At the Labour Party conference in Brighton last month, home secretary Jack Straw, a long-standing opponent of PR, told a fringe meeting that he ‘could live with’ AV. After the conference, several newspapers quoted ‘senior party sources’ as saying that Tony Blair had come round to the same point of view. Party spin doctors suggested that Blair might get his way by appointing Lord Jenkins of Hillhead, the Liberal Democrat peer, to chair the commission on voting systems that is due to recommend a system to be put to the voters in the referendum.
‘The alternative vote is the only system that’s even worse than first past the post,’ Ken Livingstone, the Labour MP for Brent South, told Red Pepper. ‘It exaggerates the representation of whichever party is ahead.

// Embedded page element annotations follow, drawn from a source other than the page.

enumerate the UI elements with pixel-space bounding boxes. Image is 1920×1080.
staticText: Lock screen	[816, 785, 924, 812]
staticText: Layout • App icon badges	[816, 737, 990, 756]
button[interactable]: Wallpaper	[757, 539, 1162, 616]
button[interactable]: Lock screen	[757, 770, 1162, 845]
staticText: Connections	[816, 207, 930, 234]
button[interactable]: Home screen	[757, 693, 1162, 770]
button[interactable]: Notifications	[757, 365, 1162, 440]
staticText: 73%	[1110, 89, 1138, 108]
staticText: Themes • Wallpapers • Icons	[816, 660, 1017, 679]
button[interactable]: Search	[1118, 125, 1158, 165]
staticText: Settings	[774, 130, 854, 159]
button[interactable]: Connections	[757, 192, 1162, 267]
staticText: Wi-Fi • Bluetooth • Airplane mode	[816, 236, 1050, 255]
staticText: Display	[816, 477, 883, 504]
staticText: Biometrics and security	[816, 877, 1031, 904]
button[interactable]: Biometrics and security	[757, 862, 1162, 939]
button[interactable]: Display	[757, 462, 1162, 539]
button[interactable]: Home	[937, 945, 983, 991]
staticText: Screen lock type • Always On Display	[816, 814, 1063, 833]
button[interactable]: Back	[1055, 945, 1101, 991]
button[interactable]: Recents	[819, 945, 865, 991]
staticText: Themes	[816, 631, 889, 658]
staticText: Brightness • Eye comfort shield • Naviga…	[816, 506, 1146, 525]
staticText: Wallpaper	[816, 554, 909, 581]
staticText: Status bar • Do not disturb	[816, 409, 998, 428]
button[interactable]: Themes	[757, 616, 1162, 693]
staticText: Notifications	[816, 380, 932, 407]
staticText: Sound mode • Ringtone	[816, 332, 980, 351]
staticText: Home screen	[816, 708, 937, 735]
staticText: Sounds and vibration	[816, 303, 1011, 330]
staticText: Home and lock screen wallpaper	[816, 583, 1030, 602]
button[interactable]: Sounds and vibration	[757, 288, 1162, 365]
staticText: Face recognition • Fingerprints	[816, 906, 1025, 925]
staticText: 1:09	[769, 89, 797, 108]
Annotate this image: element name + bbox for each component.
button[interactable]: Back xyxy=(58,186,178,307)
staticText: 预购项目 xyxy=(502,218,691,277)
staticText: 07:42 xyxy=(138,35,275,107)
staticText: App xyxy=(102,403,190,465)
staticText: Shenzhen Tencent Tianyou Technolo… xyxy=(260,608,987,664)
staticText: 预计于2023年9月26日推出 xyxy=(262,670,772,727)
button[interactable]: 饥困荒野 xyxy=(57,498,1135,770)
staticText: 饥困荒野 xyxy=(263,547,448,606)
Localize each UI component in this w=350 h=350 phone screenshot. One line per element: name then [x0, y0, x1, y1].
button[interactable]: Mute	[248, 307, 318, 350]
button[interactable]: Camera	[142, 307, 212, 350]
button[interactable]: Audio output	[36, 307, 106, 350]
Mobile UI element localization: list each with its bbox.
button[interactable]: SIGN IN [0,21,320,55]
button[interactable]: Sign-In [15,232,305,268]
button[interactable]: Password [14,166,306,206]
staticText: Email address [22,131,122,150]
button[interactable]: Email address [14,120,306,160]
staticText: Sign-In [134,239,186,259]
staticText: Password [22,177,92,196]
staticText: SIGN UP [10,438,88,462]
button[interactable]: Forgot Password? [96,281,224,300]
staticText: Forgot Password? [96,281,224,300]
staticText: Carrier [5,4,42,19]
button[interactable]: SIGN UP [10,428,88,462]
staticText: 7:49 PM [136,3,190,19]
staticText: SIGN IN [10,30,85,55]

We could push it through and then five years later find the Tories winning a majority of 50 with only 1 per cent more of the vote than us.’
Richard Burden, the Labour MP for Birmingham Northfields and chair of the Labour Campaign for Electoral Reform, Labour’s main pro-PR pressure group, said: ‘The manifesto is clear that the voting systems commission will be charged with recommending a proportional system for the referendum. AV is not a proportional system. It gives voters precious little say over the shape of the parliament after an election.’
A Liberal Democrat spokesperson made much the same point: ‘The commitment was to a referendum on a proportional system and the alternative vote is not a proportional system.’
AV retains the single member constituencies of the status quo but changes the marking of ballots from ‘x’ to ‘1, 2, 3’ and so on in order of preference. If no candidate gets 50 per cent of first preferences, the second preferences of the last-placed candidate are added to the other candidates’ totals, a process that continues until one candidate has more than 50 per cent of the votes.
AV is not a proportional system, although it is often mistakenly described as one. It would give greater representation to the centre than FPTP, but would make it just as difficult for small parties to win seats and would force parties to compete even more than at present for the centre ground.
The prospects of AV as a would-be electoral system for the Commons seemed to have been dashed last year when a Labour-Lib Dem consultative committee chaired by Robin Cook and Robert Maclennan agreed that ‘the referendum should be a single question offering a straight choice between first past the post and one specific proportional alternative’. Blair himself ruled out AV as an option because ‘it’s not proportional’ in an interview just before the election.
Labour was first committed to a referendum on electoral reform by John Smith in 1993. The government has promised that the additional member system of PR will be used for elections to the Scottish parliament and Welsh assembly, and it is planning to introduce a list system of PR for the 1999 European Parliament elections.